As a British TV, theatre and film actor and voice artist, she had never come up on my radar, but I think that’s because I wasn’t paying attention.
She is self evidently no longer young – she’s in her 80s – is short and stout, and was never a conventional starlet or ingenue. Yet she’s properly famous for a variety of things including acting roles stretching back to the late 1960s, an extraordinary ability to do voices and accents (she voiced Fly, the border collie’s mother in Babe), has been in a host of things you’ve probably seen, modelled nude for the artist Augustus John – and claims to have been the first person to use the f-word live on British television.
You may have seen her in the film Ladies in Lavender, as Professor Sprout in the Harry Potter films, in an episode of Doc Martin, as bossy Mother Mildred in Call the Midwife, and various episodes of Blackadder. She has been a regular on the Graham Norton Show.
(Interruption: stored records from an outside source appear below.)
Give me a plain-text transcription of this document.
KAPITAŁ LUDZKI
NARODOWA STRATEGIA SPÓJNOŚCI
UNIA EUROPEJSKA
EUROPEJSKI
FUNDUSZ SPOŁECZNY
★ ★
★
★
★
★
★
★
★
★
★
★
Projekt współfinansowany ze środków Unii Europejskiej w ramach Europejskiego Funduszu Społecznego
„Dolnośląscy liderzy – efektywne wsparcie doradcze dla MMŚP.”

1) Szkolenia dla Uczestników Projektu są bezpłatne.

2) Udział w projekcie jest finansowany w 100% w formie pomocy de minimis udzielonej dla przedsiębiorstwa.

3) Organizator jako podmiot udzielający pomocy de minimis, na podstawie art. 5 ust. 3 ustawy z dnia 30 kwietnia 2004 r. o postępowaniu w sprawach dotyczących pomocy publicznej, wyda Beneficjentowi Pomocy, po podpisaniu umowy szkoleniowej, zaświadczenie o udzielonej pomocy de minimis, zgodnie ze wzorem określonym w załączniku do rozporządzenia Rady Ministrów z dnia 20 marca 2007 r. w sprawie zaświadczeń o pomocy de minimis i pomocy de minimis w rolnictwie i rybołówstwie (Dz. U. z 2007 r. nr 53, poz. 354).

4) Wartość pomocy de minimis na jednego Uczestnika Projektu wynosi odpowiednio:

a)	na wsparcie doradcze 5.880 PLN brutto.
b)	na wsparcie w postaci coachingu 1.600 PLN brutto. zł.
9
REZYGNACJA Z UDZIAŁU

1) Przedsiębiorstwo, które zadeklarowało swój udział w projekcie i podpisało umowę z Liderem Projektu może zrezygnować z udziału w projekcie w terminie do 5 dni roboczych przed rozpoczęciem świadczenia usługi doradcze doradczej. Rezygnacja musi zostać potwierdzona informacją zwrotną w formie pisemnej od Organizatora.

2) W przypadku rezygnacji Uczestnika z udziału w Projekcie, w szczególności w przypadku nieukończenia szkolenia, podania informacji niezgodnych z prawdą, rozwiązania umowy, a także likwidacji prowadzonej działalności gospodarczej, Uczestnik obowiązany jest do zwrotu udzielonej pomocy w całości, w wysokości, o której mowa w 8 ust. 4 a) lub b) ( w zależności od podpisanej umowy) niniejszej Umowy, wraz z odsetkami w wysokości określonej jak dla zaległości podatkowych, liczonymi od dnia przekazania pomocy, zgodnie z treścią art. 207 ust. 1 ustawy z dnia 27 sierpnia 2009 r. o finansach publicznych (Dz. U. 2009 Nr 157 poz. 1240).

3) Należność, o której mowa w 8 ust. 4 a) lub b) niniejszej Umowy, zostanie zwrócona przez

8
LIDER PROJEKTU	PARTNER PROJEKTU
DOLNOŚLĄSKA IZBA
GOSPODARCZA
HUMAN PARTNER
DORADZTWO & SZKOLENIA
She is gay, Jewish, rude, feisty and potty-mouthed (swearing is a bad habit she got into early she says, adding: “But saying ‘fuck’ and ‘shit’ and ‘c*** face’ isn’t as bad as racism or selling drugs. Get real!”)
She finds sex to be a good conversational topic and thinks penises and breasts are hilarious. She has never had a penis inside her, she says, but has been known to give blowjobs and handjobs.
She recounts a story – which she told on the Norton show – about walking home after a performance one night in Edinburgh when she came across a young soldier in uniform up a tree, vigorously masturbating. She told him to get down at once, which he did, and scolded he was likely to ruin his military career if he was caught in a public display like that.
She said: “ ‘Now look, I will help you out with this one, but you must go home after, and remember you are a soldier.’ … I then gave him a helping hand, so to speak, and off he went. He was charming and, I must also say, grateful.”
In the book she adds a postscript to this story, which she did not repeat on the Graham Norton show because she feared people might think she was a sex maniac, “which I’m not”.
After the soldier had said goodbye, she heard someone saying: “Miriam, do you remember me?” He turned out to be a “sweet boy” she’d known at Oxford, a Nigerian called Winston, who was sitting on a nearby bench and had watched the whole episode. “What about me?” Winston wanted to know.
Not wanting to be accused of discrimination, and because she liked Winston, she reports that she killed two birds that night for the price of one. “I felt good, they felt good; truly, what’s the harm? No animals were hurt in the process.”
The index of This Much is True is a list of fame: Rowan Atkinson, David Bailey, Warren Beatty, Alan Bennet, Kenneth Branagh, Prince Charles, John Cleese (she really doesn’t like him) – and that’s just a handful of the As, Bs and Cs.
She has been a remarkable success in her career and can be assumed to be a member of Britain’s Great and Good. She has won a Bafta and been made a member of the Order of the British Empire.
She has her serious moments too. She has been an activist, in her youth joining the Workers Revolutionary Party with Vanessa Redgrave. She was brought up in a traditional Jewish family who always voted Conservative, but at university in Oxford she began to question what her parents believed. She is a signatory of Jews for Justice for Palestinians, which has got her into trouble with Zionists.
She believes Jews “fell down” when it came to Palestinians, asking where were they supposed to go when Zionists claimed Israel? “The tragedy of the Palestinians is just as much the tragedy of the Jews.”
And she fights for the rights of gay women too. “I enjoy a chat, and if I can pop a bit of sex into it, I don’t think there’s any harm. Not a lot of gay women front up on TV, so I hope I give courage to young dykes to be proud and confident. If you tell the truth – and I always do – you shame the devil.”
She’s brave, plain spoken and often hilarious – and so is this autobiography.